Mentioned by this "Asset Search News Roundup" are: bearer instruments such as money orders, structuring cash deposits and a possible financial fraud at one national chapter of Transparency International:     

*The article "Accused St. Louis drug ring leader pleads guilty of money laundering", explained that Mr. Julius Turrentine was suspected of using bearer negotiable instruments in the form of U.S. Postal Service money orders to conceal assets.  It reported that Mr. Turrentine pleaded guilty to conspiracy to commit money laundering for using postal money orders to send from $120,000 to $200,000 through the mail.  The attached sanitized bearer share certificate from my post "Bearer Shares & An Asset Search", is an example of another type of bearer instrument which may similarly be used to hide assets.   

 

**Although he was sentenced to just ten months and time served, Connecticut convenience store owner Mohammad Ghouse now faces deportation back to his native Pakistan.  Based on "EHartford man gets time served for hiding cash deposits", Mr.

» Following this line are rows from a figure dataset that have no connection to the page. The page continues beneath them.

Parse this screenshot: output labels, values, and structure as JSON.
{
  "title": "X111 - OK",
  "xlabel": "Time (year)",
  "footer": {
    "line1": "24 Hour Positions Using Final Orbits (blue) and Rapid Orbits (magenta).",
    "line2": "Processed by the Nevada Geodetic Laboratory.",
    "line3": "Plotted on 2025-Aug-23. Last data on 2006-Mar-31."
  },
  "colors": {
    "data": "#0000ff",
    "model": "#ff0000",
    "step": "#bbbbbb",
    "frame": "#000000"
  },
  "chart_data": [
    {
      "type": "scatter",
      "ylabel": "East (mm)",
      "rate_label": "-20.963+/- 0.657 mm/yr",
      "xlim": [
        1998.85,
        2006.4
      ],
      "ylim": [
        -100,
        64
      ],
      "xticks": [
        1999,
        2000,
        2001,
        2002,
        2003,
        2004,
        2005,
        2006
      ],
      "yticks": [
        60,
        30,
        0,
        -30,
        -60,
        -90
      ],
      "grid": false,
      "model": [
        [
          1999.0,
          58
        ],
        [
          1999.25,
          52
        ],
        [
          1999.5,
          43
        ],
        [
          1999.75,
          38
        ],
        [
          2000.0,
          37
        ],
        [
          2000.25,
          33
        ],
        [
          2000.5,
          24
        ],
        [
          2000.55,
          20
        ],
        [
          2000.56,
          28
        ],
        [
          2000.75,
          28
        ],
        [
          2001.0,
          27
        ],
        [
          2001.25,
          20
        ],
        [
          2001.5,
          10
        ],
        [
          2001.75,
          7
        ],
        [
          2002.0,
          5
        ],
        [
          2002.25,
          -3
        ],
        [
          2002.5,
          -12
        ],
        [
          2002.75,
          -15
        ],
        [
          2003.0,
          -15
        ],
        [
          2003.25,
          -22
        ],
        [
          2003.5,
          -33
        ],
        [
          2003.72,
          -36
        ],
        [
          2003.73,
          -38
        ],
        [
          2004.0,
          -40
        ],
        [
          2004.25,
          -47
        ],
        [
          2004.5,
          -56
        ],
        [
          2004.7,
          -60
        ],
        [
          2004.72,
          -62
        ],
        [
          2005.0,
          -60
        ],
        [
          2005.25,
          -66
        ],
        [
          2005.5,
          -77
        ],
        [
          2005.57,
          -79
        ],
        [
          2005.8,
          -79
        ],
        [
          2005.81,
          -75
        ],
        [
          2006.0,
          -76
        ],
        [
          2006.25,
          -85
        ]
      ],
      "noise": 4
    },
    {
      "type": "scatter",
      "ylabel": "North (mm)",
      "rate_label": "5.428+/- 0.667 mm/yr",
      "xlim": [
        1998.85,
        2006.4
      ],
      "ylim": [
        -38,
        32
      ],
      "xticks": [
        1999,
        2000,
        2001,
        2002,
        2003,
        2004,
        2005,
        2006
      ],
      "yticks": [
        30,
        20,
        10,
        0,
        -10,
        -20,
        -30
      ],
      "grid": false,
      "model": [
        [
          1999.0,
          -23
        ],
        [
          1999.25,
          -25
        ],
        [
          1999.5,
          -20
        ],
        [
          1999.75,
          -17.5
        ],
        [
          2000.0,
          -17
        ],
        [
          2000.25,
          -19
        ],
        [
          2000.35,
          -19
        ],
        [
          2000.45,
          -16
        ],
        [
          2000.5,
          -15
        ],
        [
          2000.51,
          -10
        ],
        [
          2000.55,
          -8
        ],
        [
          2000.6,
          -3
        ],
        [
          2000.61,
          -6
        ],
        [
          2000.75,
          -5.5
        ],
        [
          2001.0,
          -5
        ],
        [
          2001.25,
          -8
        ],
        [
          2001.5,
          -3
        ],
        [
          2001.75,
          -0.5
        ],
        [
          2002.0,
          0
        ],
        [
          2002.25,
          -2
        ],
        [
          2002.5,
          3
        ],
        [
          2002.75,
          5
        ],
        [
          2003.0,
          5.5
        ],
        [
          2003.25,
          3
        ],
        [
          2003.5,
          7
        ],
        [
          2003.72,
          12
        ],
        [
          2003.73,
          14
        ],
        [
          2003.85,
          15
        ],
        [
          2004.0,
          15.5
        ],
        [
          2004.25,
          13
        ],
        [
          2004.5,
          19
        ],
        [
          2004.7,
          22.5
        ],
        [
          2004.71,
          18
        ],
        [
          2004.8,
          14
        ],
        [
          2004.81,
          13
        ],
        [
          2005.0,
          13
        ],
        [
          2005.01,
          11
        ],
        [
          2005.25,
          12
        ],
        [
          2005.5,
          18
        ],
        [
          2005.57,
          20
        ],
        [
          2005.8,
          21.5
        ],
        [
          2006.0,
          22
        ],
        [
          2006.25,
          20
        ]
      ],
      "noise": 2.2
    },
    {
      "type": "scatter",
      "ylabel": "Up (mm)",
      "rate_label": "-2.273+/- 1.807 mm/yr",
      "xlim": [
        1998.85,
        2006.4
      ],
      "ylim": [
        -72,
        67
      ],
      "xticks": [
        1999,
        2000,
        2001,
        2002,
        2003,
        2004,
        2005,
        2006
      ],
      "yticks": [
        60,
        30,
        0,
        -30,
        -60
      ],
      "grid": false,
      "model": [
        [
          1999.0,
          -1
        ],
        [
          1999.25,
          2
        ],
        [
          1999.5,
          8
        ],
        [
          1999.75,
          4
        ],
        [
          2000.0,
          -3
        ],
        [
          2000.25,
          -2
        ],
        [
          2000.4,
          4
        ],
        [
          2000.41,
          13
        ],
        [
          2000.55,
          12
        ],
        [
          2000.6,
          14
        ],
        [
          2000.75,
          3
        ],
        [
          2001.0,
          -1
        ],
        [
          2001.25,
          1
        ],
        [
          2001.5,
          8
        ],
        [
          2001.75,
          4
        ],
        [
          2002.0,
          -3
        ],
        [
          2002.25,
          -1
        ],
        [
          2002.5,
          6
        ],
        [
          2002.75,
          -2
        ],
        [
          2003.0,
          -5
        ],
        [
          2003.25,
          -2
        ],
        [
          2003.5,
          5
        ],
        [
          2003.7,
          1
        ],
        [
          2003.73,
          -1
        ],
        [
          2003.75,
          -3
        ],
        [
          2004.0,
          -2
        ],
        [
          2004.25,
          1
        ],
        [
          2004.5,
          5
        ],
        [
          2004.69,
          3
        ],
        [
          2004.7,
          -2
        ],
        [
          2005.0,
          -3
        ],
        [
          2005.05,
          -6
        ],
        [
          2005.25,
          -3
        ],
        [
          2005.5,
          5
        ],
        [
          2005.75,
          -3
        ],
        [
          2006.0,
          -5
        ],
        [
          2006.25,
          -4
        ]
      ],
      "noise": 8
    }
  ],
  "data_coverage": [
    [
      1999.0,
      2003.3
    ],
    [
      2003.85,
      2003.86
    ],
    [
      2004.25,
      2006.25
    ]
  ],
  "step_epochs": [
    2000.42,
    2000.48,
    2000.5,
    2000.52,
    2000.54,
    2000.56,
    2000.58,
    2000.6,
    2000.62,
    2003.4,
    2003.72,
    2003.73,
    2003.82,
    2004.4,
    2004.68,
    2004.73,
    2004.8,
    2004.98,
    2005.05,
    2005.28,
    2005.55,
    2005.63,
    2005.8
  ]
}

Ghouse had structured over $578,000 through 91 cash deposits at Webster Bank between Feb. 1 and July 18, 2005.  Structuring, (a.k.a "smurfing"), bank deposits violates 31 U.S.C. § 5324.  It can also be a red flag of money laundering, as mentioned by "A Diplomat & His Offshore Bank Account".

 

***The website for the Papua New Guinea chapter of Transparency International explains that it "…is raising public awareness of the adverse effects on society of dishonesty and mismanagement".  A press release however, states that the Papua New Guinea chapter and the banks it does business with, may have been victimized by the financial fraud of a Transparency International employee.